Tricks by Ellen Hopkins
Since the announcement from Hopkins that she would be writing Tricks I have been extremely excited; the book lived up to all of my excitement. While Identical still remains my favorite, I loved Tricks. Much like Hopkin's other book, Impulse, I feel she has progressed a long way with the multiple points of view poetry novel. Once again, she didn't use much verity of the poetry style (such as making pictures with words), but the use of poetry was very strong and hard to notice. Where as in Impulse, the redundant lack of style was much more noticeable, the storyline and intensity of Tricks makes the reader barely notice.
The characters in this story had such variety, it was almost mind boggling. When starting to read, I was a bit intimidated by the the fact that there were five point of view characters. I also found myself questioning how she would make the story flow using five different stories. Ultimately, it came together very well. As a side note, most of the characters reminded me of characters from past Hopkins books. This book follows the viewpoints of Eden, Seth, Whitney, Ginger and Cody.
Eden (which I love her name!) is a girl from a very religious evangelical family. Eden is much comparable to Sue from Hopkin's book Burned. Being an atheist, her story was very frustrating, yet amusing. Seth is a farm boy who is secretly gay. His story was in the middle for me. I liked the beginning, but as it went on, I became impartial to it. I loved the glam feeling to his story, but just the idea behind his latter relationship creeps me out a bit. I found him somewhat comparable with Tony from Impulse. Whitney was one of the easiest to relate to (until deeper into the story). She is a virgin saving herself for the right moment. Though a virgin, she is very far from innocent. I found myself comparing her to Raeanne from Identical. As her story continued though, of all give stories, it is the story of Whitney that scared me the most.

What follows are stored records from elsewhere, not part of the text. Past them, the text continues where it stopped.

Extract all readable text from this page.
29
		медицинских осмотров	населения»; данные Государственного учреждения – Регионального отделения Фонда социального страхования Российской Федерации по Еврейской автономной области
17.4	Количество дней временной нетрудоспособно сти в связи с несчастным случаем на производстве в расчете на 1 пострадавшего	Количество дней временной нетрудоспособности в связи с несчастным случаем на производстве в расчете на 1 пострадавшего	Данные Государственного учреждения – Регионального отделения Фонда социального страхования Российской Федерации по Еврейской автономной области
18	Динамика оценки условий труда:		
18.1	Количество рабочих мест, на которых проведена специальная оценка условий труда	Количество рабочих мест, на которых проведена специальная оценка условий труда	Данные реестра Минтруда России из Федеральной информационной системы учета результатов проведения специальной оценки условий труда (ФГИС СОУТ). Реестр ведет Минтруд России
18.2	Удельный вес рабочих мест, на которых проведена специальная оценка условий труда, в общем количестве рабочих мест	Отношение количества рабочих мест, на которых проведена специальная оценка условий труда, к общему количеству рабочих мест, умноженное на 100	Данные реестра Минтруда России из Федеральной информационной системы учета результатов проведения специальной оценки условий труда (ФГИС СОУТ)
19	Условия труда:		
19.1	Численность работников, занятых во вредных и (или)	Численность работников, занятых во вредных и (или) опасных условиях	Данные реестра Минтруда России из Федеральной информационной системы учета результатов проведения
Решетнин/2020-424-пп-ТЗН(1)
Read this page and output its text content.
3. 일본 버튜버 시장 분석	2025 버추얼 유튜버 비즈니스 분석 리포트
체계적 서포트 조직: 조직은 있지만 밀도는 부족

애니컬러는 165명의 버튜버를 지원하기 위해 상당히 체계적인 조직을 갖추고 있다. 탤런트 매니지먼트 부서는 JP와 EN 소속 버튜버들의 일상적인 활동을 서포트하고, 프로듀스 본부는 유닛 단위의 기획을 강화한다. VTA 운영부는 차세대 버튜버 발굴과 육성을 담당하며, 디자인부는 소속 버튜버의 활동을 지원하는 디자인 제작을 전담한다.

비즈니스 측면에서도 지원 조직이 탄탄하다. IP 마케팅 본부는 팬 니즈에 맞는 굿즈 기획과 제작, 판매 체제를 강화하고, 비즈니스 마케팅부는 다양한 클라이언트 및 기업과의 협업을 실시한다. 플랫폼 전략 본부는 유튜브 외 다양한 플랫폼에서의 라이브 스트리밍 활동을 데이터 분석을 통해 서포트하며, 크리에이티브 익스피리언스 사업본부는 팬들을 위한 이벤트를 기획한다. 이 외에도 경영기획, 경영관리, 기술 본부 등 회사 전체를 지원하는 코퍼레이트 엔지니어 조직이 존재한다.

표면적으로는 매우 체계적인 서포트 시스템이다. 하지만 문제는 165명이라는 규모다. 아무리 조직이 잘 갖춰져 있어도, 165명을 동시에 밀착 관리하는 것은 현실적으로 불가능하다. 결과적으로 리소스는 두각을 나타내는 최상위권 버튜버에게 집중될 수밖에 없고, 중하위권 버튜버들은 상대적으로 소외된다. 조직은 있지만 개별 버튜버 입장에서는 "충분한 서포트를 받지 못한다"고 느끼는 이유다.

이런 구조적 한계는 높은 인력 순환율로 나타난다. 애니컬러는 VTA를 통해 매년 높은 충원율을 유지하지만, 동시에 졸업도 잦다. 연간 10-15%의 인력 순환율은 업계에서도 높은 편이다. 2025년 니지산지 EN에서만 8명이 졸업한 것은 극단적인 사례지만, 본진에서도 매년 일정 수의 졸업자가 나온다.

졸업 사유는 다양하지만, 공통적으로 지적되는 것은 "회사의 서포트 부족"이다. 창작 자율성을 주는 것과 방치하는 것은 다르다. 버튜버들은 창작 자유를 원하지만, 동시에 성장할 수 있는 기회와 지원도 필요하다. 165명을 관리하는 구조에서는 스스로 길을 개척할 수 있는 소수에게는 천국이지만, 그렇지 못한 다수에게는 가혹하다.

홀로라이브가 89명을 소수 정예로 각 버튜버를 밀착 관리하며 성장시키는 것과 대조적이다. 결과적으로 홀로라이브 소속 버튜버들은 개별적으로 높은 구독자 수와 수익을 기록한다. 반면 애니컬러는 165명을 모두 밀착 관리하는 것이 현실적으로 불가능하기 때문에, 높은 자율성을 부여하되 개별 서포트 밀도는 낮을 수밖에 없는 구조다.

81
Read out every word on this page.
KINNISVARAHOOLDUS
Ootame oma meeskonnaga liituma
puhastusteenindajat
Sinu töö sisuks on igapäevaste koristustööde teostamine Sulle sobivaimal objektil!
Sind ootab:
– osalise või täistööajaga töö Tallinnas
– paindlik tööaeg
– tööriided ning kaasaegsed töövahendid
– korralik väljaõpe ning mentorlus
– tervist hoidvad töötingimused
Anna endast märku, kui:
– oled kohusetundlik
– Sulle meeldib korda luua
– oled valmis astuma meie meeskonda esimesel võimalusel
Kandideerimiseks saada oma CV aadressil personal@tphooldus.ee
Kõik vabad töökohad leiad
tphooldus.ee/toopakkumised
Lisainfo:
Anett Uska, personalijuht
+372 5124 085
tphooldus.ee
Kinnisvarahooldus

Ginger was my favorite. She is unlike any of Hopkin's other characters I came to know and love previously. Ginger comes a family of five siblings and mother who turns tricks. It's almost surprising how her story goes given her situation, but I also found myself falling in love her with gothy friend and loved how Hopkins finally put in a girl who wasn't straight. It was refreshing to have a character who came from a bad place and with a different sexuality.
Finally there was Cody, my least favorite. He is an atypical boy working at game stop who has an addiction to gambling. I have a hard time relating to boys in books who are not gay, so that was the first set off to Cody. He wasn't that interesting of a character either, and I found his addiction to gambling frustrating. The interesting thing about his story is simple how he ended up. While interesting, it felt a little impulsive and concluded so quickly, it felt as if Hopkins just forced him to a path very quickly to make him fit into the book. The change was so random and quick, it felt unnatural.